Maximum Likelihood estimation with Quipu, part 1

Back in 2022, I wrote a post around using Maximum Likelihood Estimation with DiffSharp to analyze the reliability of a production system. Around the same time, I also started developing - and blogging about - Quipu, my F# implementation of the Nelder-Mead algorithm.

The two topics are related. Using gradient descent with DiffSharp worked fine, but wasn’t ideal. For my purposes, it was too slow, and the gradient approach was a little overly complex. This led me to investigate if perhaps a simpler maximization technique like Nelder-Mead would do the job, which in turn led me to develop Quipu.

Fast forward to today: while Quipu is still in pre-release, its core is fairly solid now, so I figured I would revisit the problem, and demonstrate how you could go about using Quipu on a Maximum Likelihood Estimation (or MLE in short) problem.

In this post, we will begin with a simple problem first, to set the stage. In the next installment, we will dive into a more complex case, to illustrate why MLE can be such a powerful technique.

The setup

Imagine that you have a dataset, recording when a piece of equipment experienced failures. You are interested perhaps in simulating that piece of equipment, and therefore want to model the time elapsed between failures. As a starting point, you plot the data as a histogram, and observe something like this:

histogram of observations

It looks like observations fall in between 0 and 8, with a peak around 3.

What we would like to do is estimate a distribution that fits the data. Given the shape we are observing, a LogNormal distribution is a plausible candidate. It takes only positive values, which we would expect for durations, and its density climbs to a peak, and then decreases slowly, which is what we observe here.

Let’s create an F# script to illustrate the process, and get the dependencies out of way, loading first the libraries I will be using throughout this post.
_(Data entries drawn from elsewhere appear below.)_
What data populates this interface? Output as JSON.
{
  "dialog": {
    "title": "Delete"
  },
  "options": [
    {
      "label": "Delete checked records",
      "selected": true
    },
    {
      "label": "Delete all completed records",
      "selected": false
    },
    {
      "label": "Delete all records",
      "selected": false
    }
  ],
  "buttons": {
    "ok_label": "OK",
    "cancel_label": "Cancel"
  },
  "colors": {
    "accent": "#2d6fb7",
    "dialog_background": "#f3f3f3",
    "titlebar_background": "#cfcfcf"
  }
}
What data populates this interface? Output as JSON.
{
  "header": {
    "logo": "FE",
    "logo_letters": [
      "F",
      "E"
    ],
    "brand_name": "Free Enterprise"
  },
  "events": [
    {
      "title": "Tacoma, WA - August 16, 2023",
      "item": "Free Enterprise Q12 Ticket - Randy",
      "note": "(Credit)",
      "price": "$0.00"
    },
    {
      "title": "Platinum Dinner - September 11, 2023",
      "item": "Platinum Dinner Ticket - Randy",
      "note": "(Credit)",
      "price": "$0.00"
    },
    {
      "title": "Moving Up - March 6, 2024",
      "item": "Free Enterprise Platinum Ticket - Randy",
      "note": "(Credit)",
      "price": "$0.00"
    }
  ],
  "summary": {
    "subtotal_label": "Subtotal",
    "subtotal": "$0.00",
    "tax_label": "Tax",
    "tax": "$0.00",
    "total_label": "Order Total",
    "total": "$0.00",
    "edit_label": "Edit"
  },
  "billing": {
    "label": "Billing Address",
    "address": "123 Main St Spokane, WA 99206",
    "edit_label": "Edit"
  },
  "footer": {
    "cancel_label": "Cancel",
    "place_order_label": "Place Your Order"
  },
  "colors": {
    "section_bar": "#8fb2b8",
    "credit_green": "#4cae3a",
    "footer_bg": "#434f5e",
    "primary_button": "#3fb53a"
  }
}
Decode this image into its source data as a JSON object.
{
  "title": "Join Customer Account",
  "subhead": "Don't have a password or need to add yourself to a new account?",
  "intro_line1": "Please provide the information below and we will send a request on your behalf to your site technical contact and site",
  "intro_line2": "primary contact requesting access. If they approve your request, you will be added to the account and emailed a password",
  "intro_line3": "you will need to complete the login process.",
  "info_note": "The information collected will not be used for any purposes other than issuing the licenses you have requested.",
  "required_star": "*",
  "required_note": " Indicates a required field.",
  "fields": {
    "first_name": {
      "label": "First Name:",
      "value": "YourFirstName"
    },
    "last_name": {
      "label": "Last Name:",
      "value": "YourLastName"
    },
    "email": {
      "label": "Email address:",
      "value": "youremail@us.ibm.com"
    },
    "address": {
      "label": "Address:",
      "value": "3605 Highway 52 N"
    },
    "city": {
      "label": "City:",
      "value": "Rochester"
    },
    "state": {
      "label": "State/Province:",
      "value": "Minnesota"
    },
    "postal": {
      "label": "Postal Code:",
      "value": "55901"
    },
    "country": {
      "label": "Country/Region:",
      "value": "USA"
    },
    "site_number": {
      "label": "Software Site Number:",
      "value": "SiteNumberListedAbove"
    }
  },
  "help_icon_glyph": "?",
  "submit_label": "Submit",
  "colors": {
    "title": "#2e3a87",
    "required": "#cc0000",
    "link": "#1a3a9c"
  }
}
#r "nuget: MathNet.Numerics, 5.0.0"
#r "nuget: MathNet.Numerics.FSharp, 5.0.0"
#r "nuget: Plotly.NET, 5.0.0"
#r "nuget: Quipu, 0.5.2"

First, observing data that looks like a LogNormal isn’t really a surprise, as I simulated the sample data using a LogNormal and Math.NET, using random parameter values of mu = 1.3 and sigma = 0.3:

open MathNet.Numerics.Random
open MathNet.Numerics.Distributions

let mu, sigma = 1.3, 0.3
let rng = MersenneTwister 42
let duration = LogNormal(mu, sigma, rng)

let sample =
    duration.Samples()
    |> Seq.take 100
    |> Array.ofSeq

The histogram above was generated using Plotly.NET:

open Plotly.NET

sample
|> Chart.Histogram
|> Chart.withXAxisStyle "Time between failures"
|> Chart.withYAxisStyle "# Observations"
|> Chart.show

The “true” distribution of that LogNormal can be plotted using its density (the function that represents the relative likelihood of observing each value), which is helpfully available in Math.NET:

[ 0.0 .. 0.1 .. 10.0 ]
|> List.map (fun t -> t, duration.Density(t))
|> Chart.Line
|> Chart.show

density of the LogNormal distribution

The problem

We happen to know the true distribution behind our sample, a LogNormal with parameters (1.3, 0.3), because we are the ones who generated that sample in the first place. However, in real life, we wouldn’t know these parameters. The problem we are interested in is to figure out what these parameters are, by using just our sample observations.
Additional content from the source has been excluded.